L’homme s’inscrit dans la condition humaine,
en ce sens, il est de même essence que les autres hommes, mais son existence
s’inscrit elle, dans une situation. L’homme se construit par ses actes, par ses
choix dans une situation donnée. La condition humaine ne change pas, l’homme
est toujours homme mais l’individu évolue selon la situation dans laquelle il
s’inscrit et se détermine par rapport à elle. Ainsi, Sartre distingue l’être de
l’homme, l’individu. L’être est un caractère universel, l’homme est subjectif,
il est libre et responsable. L’être humain recouvre une réalité non choisie
tandis que l’homme en tant qu’individu se définit précisément par ses
choix. Cependant, l’un ne s’entend pas sans l’autre, c’est en ce sens que
l’individu n’existe que par l’autre, puisqu’il se construit, évolue dans un
rapport avec l’autre[1]
. La condition humaine regroupant l’ensemble d’individus, il est évident que la
représentation de l’un est déterminée par la perception des autres, cette
dernière évoluant et se fixant selon les actes de l’individu en question.
Ainsi, on
comprend mieux pourquoi l’existentialisme est un humanisme puisque l’homme
existe parce qu’il est et évolue avec autrui. Cette philosophie sartrienne est
mise en scène dans son théâtre et plus spécifiquement dans Huis clos.

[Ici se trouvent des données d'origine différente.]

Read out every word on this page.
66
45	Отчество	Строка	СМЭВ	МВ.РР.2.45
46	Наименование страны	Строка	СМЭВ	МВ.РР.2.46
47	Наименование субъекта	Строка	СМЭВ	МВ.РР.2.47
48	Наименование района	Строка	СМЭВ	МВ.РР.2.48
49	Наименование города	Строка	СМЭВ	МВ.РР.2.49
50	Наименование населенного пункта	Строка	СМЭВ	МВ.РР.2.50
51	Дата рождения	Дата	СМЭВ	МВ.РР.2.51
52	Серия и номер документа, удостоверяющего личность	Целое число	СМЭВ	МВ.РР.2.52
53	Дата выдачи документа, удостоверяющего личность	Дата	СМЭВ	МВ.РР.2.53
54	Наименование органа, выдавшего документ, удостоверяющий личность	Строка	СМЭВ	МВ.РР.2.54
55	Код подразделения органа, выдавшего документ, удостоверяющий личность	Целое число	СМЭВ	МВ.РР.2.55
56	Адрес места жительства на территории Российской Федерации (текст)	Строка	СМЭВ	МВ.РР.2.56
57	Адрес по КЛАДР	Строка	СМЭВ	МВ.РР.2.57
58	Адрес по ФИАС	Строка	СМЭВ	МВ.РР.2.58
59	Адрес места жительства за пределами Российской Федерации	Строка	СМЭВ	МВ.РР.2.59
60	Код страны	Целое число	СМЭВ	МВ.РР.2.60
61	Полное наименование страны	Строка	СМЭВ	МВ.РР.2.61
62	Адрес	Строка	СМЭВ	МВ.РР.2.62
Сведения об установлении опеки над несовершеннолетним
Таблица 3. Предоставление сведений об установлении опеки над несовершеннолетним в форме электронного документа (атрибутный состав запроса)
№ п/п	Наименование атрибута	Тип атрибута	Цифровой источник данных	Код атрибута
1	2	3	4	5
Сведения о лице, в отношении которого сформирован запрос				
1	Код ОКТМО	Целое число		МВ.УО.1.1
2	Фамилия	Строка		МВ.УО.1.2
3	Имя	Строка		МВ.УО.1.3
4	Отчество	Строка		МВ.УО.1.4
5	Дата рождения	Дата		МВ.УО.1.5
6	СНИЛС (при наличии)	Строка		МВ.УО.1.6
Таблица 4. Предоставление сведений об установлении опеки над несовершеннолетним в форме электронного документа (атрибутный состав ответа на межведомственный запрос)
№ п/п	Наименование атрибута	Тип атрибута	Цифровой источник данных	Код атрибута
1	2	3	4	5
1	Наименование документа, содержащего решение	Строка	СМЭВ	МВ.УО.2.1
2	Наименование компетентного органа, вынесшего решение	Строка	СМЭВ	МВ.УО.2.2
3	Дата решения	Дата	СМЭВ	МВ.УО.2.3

En quoi Huis clos est-il la démonstration
de l’existentialisme sartrien ?
Huis clos est
une pièce de théâtre datant de 1944 écrite par Jean-Paul Sartre. Elle raconte
l’histoire de trois individus, Garcin, Inès et Estelle, réunis dans une chambre
d’hôtel située en enfer. Les personnages sont donc des morts-vivants capables
de visualiser la vie sur terre. Ils sont ensemble pour l’éternité, l’enfer
étant hors du temps terrestre. Tous les trois sont condamnés en raison des
actes qu’ils ont commis lorsqu’ils étaient en vie. Il n’y a pas d’intrigue,
seule la discussion entre les trois protagonistes anime la pièce. Cette dernière se termine par une amère
constatation : les choix d’un individu dont découlent ses actes
définissent son existence, et plus encore, l’homme. Ainsi, Huis clos invite le
spectateur à engager une réflexion sur l’homme et son rapport au monde, et donc
rejoint par ce fait, la théorie sartrienne de l’existentialisme.
I.
Un théâtre à la croisée des genres
Huis clos est
une mise en scène de l’enfer qui recoupe deux genres littéraires : le
fantastique et le réalisme. Le fantastique est présent dans le récit parce
qu’il plonge les personnages principaux dans un lieu dont le temps est absent
puisque l’enfer est éternité mais également un lieu qui, bien qu’éloigné du monde
du vivant de par sa nature, l’enfer accueille les hommes décédés ayant commis
un crime, reste connecté à ce dernier. En effet, de nombreuses reprises, les protagonistes
peuvent observer la vie, les personnes qu’ils côtoyaient, les lieux qu’ils
fréquentaient. Enfin, Sartre propose un enfer dans lequel les hommes restent
conscients de leurs actes, de leurs vies, ils peuvent échanger entre eux et
gardent leurs apparences physiques, ce qui atteste du décalage entre leurs
situations –morts- et leurs apparences –vivantes-. Cependant, Huis clos est
également une pièce réaliste puisque de nombreux objets ornent la chambre dans
laquelle sont enfermés les personnages, tels le bronze par exemple. De plus, les
protagonistes gardent un langage familier, du quotidien. La fiction semble se
dissoudre dans les paroles des personnages afin de créer l’illusion d’un enfer
qui ne serait que la reproduction de la vie sur terre mais avec un éternel
recommencement.
II.
Un théâtre de situation
Sartre
qualifie lui-même son théâtre de théâtre de situation[2].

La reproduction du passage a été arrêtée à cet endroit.